Detlev Pilger, MdB und Mitbegründer einer parteiübergreifenden Parlamentariergruppe gegen Bahnlärm, zeigt sich entsetzt über Aussagen des hessischen Ministerpräsidenten Volker Bouffier (CDU), dass nur bei nachgewiesener Wirtschaftlichkeit die Alternativtrasse für den Güterverkehr im Mittelrheintal von Troisdorf bis Bischofsheim als vordringlicher Bedarf im Bundesverkehrsplan aufsteige.

„Es ist nicht hinnehmbar, dass wirtschaftliche Interessen über die Gesundheit von Menschen gestellt werden. Hier geht es um das Überleben einer ganzen Region. Schauen wir uns doch die Orte entlang der Bahntrassen einmal an. Wer zieht denn hierhin, wenn der Nachbar Bahn im Viertelstundentakt sozusagen durchs Wohnzimmer rumpelt“, sagt Detlev Pilger und gibt zu bedenken, dass dies eine sehr einseitige Sichtweise des hessischen Ministerpräsidenten sei. Zudem sieht er auch die Deutsche Bahn weiterhin in der Pflicht, bestehende Waggons umzurüsten. Schließlich beeinträchtigen der Bahnlärm, die damit verbundenen Erschütterungen und Feinstaub neben der Gesundheit der Anwohner auch deren Eigentum aufgrund sinkender Immobilienpreise und –werte und auch den Tourismus als Wirtschaftszweig einer ganzen Region.

Für ihn steht außer Frage, dass schnellstmöglich Sofortmaßnahmen greifen und die Geräuschemissionen des Bahnverkehrs drastisch gesenkt werden müssen – Notfalls auch mit Geschwindigkeitsbegrenzungen für Züge, vor allem bei Ortsdurchfahrten.

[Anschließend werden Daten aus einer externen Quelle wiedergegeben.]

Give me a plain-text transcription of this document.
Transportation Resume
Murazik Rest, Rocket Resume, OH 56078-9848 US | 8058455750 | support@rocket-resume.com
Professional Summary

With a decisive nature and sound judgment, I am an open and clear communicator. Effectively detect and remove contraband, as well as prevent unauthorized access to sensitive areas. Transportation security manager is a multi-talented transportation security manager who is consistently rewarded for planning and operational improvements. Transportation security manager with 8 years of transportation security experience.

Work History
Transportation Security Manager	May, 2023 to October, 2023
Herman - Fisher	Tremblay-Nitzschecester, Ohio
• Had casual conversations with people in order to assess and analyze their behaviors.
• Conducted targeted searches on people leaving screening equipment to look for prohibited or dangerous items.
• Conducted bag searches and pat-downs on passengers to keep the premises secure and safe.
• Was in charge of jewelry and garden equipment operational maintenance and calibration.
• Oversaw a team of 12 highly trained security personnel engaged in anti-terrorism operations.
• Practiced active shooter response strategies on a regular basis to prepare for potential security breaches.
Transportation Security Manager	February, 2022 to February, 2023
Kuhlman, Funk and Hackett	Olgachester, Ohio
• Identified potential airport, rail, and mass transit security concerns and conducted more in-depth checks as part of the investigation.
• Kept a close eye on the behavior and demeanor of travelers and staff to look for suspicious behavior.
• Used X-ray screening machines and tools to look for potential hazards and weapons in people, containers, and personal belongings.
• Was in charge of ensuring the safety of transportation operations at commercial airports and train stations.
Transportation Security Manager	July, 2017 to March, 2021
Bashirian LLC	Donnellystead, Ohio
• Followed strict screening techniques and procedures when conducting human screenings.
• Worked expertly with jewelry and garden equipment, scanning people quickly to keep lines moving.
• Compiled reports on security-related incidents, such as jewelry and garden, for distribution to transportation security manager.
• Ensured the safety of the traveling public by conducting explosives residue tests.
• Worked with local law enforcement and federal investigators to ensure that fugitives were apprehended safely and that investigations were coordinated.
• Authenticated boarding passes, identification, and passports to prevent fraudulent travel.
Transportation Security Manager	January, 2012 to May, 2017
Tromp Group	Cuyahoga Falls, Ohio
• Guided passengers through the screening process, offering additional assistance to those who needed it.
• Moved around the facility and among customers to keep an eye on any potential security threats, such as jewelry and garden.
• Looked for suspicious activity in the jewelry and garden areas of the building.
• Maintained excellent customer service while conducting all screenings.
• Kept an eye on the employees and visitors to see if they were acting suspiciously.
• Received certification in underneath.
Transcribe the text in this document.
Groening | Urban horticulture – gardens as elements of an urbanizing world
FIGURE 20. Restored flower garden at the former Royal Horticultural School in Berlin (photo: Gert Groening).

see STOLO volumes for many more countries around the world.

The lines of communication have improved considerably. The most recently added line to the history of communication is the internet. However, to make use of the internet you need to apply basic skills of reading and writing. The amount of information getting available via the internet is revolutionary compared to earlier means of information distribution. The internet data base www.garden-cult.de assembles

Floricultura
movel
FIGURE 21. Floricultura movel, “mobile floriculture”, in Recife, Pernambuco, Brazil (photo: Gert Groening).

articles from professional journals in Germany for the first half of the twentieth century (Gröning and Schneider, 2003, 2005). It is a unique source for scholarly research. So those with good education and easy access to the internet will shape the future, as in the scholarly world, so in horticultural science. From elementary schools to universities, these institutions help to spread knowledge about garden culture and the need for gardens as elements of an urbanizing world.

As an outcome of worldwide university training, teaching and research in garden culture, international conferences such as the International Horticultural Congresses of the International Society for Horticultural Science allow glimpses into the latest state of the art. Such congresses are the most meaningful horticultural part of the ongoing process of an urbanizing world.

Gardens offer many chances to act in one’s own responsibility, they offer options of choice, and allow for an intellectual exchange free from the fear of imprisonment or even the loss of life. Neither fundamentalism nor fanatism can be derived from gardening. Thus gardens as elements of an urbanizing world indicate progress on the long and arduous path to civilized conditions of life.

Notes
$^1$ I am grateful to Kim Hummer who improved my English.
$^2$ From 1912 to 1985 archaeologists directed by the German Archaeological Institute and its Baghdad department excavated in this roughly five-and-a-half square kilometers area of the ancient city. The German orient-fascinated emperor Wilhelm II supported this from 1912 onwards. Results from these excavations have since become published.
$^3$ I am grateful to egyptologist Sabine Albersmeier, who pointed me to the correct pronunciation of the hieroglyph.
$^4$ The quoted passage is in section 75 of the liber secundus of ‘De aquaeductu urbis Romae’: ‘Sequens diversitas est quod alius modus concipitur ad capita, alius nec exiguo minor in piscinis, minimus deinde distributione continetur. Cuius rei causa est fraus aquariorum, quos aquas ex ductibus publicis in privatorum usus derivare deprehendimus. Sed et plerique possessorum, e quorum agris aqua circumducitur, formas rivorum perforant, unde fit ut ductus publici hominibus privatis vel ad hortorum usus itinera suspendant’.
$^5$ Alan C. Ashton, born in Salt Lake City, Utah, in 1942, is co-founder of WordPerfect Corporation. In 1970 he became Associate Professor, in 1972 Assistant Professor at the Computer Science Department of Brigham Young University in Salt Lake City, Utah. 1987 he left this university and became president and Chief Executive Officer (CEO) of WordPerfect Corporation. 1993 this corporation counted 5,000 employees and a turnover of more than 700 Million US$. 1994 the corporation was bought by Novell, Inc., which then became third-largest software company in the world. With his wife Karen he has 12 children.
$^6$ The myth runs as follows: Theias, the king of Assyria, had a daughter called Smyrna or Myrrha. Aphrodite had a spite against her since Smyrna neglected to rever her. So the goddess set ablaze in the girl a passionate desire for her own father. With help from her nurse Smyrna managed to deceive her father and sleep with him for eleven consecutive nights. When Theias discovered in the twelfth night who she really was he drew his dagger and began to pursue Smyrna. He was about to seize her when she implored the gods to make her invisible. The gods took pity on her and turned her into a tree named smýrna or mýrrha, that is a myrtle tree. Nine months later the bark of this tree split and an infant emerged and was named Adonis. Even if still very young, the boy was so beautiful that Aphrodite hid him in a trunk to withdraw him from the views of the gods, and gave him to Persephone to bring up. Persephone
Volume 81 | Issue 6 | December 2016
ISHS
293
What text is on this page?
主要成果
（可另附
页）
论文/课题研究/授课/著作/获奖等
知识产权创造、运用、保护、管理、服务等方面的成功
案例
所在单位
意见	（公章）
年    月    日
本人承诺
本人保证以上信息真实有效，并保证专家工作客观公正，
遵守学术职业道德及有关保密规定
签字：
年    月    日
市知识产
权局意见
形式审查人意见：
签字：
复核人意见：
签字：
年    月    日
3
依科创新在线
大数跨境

„Wir haben im Koalitionsvertrag viele Punkte mit Blick auf das Problem Bahnlärm reindiktiert. Jetzt müssen wir diese auch schnellstmöglich umsetzen“, so Pilger weiter.

Hierfür wird Pilger gemeinsam mit seinen Kollegen in der Parlamentariergruppe demnächst ein gemeinsames Eckpunktepapier vorstellen, in dem konkrete Maßnahmen benannt und gefordert werden.